Retail Sales Show U.S. Spending Solid But No Longer Gangbusters
(Bloomberg) -- Americans are still shopping -- just not at the gangbusters pace seen earlier in the year.
October retail sales rose by the most in five months, driven by automobiles, fuel and building materials following hurricanes that restrained spending, Commerce Department data showed Thursday. A measure of underlying demand known as the control group advanced by less than forecast, and downward revisions to the prior months’ data also put a damper on the overall picture.
Even so, increases across most sales categories kept economists from being too negative on the outlook, with the solid job market and the recent plunge in oil prices expected to boost Americans’ discretionary-spending power. It all points to consumers continuing to drive economic growth in the fourth quarter and into 2019, following the best back-to-back quarterly gains since 2014.

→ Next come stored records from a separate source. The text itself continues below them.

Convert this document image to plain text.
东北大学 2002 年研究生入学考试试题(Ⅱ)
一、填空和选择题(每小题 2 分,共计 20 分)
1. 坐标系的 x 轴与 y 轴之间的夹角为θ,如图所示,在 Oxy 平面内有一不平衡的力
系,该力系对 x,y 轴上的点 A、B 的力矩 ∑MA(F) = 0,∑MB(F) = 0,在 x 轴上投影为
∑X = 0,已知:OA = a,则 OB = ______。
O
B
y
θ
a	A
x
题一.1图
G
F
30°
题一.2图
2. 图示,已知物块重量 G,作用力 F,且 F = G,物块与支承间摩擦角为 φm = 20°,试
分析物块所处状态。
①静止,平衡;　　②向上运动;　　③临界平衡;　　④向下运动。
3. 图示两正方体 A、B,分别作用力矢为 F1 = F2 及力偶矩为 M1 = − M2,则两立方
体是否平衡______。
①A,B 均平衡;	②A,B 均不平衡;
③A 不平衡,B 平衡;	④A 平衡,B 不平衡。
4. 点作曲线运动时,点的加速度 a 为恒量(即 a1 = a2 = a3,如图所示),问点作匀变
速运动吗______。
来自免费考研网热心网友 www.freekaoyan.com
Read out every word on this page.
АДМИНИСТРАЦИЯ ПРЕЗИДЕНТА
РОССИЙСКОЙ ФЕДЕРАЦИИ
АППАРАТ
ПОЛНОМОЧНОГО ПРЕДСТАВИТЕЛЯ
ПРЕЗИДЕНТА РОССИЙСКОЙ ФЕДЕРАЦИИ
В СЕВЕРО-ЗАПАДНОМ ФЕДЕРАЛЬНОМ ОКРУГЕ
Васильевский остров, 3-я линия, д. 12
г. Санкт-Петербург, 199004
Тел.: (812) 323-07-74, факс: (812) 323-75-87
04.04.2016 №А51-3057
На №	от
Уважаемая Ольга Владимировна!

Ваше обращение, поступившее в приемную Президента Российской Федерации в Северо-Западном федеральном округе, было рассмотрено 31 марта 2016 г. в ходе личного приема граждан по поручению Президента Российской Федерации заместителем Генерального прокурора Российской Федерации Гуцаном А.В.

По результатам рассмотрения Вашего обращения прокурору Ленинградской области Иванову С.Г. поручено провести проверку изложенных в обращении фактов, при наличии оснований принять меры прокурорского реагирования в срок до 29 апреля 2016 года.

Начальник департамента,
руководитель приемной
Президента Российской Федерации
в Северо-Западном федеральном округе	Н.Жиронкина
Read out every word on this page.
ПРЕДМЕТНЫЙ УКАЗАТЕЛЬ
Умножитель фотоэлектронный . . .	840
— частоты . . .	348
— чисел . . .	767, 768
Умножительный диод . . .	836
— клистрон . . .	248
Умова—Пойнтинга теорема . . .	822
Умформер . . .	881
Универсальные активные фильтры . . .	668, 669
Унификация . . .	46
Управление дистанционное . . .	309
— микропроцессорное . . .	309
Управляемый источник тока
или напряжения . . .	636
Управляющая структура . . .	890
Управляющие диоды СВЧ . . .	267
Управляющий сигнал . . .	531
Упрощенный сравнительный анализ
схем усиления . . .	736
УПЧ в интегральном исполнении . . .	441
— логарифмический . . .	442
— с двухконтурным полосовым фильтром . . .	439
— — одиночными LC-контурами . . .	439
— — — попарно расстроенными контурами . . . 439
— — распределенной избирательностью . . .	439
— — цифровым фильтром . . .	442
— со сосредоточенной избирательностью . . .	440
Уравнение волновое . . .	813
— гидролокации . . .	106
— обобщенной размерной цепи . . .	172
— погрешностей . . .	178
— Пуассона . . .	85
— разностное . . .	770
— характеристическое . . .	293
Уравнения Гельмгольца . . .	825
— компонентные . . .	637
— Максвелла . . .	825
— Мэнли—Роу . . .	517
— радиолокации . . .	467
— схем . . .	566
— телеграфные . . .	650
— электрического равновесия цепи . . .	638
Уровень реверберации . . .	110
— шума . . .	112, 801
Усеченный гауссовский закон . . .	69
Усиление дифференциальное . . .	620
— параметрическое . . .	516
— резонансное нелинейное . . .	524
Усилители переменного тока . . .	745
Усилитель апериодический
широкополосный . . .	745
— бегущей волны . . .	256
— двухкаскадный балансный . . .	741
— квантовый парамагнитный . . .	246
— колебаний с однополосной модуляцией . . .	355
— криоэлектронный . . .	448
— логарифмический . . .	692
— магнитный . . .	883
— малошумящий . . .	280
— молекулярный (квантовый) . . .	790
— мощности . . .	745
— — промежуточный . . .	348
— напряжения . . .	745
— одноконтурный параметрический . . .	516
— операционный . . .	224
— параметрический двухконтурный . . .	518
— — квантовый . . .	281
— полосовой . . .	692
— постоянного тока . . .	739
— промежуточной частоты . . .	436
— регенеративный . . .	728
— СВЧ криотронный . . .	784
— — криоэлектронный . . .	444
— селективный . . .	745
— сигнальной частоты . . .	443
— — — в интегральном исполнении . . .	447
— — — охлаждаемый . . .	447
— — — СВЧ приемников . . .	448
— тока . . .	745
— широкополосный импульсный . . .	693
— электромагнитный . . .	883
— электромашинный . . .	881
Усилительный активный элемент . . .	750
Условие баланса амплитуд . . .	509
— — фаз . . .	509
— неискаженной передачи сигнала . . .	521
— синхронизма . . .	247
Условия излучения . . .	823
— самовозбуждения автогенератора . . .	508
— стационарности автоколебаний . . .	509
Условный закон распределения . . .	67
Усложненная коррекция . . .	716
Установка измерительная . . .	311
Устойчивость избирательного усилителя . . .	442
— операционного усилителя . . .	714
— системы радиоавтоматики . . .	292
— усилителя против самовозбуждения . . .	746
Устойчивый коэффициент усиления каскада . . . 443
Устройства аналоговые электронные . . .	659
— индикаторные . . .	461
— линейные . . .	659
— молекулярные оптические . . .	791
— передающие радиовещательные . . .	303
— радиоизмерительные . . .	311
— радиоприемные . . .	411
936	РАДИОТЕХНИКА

“The control group is giving you a better sense of what the underlying trend is, which in real terms is fairly moderate growth now,” said Avery Shenfeld, chief economist at Canadian Imperial Bank of Commerce in Toronto. “We’re probably past the biggest lift on a quarterly basis that we saw from the tax cuts and now we’re getting growth that’s still well-supported by job gains and better wage growth.”
A dimmer view of spending also showed up Thursday in a gauge of consumer sentiment: Attitudes toward making purchases slid last week to the lowest level since June in the Bloomberg Consumer Comfort Index.
The focus now turns to holiday shopping, and retail sales for November and December. Consumer spending, which makes up the largest chunk of the U.S. economy, is still buoyed by a solid job market and a gradual pickup in wage gains. But the trade war with China may increase prices as companies consider passing the costs from tariffs on to consumers, while the boost from tax cuts may be starting to wane.
What Our Economists Say...The economy is slowing from an unsustainable pace reached the second and third quarters. Nevertheless, consumers remain the key driving force behind economic growth, and the latest retail sales numbers confirm this view. Solid income growth and an extra dividend in the form of gasoline-price declines will help spur retail sales in this holiday season.
-- Yelena Shulyatyeva and Carl Riccadonna, Bloomberg Economics
Read more for the full reaction note.
Economists surveyed by Bloomberg expect consumer spending to grow at a 2.8 percent annualized rate in the fourth quarter, following 4 percent in the previous three months.
The value of overall retail sales in October increased 0.8 percent after a 0.1 percent drop in the prior month that was revised down from a gain. The median forecast of economists surveyed by Bloomberg called for a 0.5 percent advance.
But sales in the control group --which can help gauge underlying consumer demand by excluding restaurants, car dealers, building-materials stores and gasoline stations -- climbed a below-forecast 0.3 percent after a downwardly revised 0.3 percent increase in September. The readings match the five-year average.
The data on consumption comes amid signs business investment also is softening. Previously released data showed third-quarter nonresidential business investment slowed to a 0.8 percent annualized pace of growth, the weakest since 2016 and down from 8.7 percent in the prior quarter.
And regional manufacturing reports on Thursday added to the debate about whether the boost from corporate tax cuts is starting to fade sooner than expected. The Federal Reserve Bank of Philadelphia’s regional factory index fell to a three-month low of 12.9 in November, and a measure of its six-month outlook dropped to a two-year low. Meanwhile, the New York Fed’s manufacturing index and business-expectations gauge both rose.
Investors still expect that the Federal Reserve will lift interest rates in December for the fourth time this year and tighten further in 2019.
“The trend to the end of the year should be strong for consumer spending,” said Michelle Meyer, head of U.S. economics at Bank of America Corp. in New York. “Next year, I think it could start to be a little bit more problematic as some of the positive effects of the tax cuts start to fade. But nonetheless, I think the consumer will be able to continue to spend.”
“The U.S. economy is still quite healthy, but it’s a question of degree,” CIBC’s Shenfeld said. “And we’re starting to see some signs that the pace of growth may be moderating.”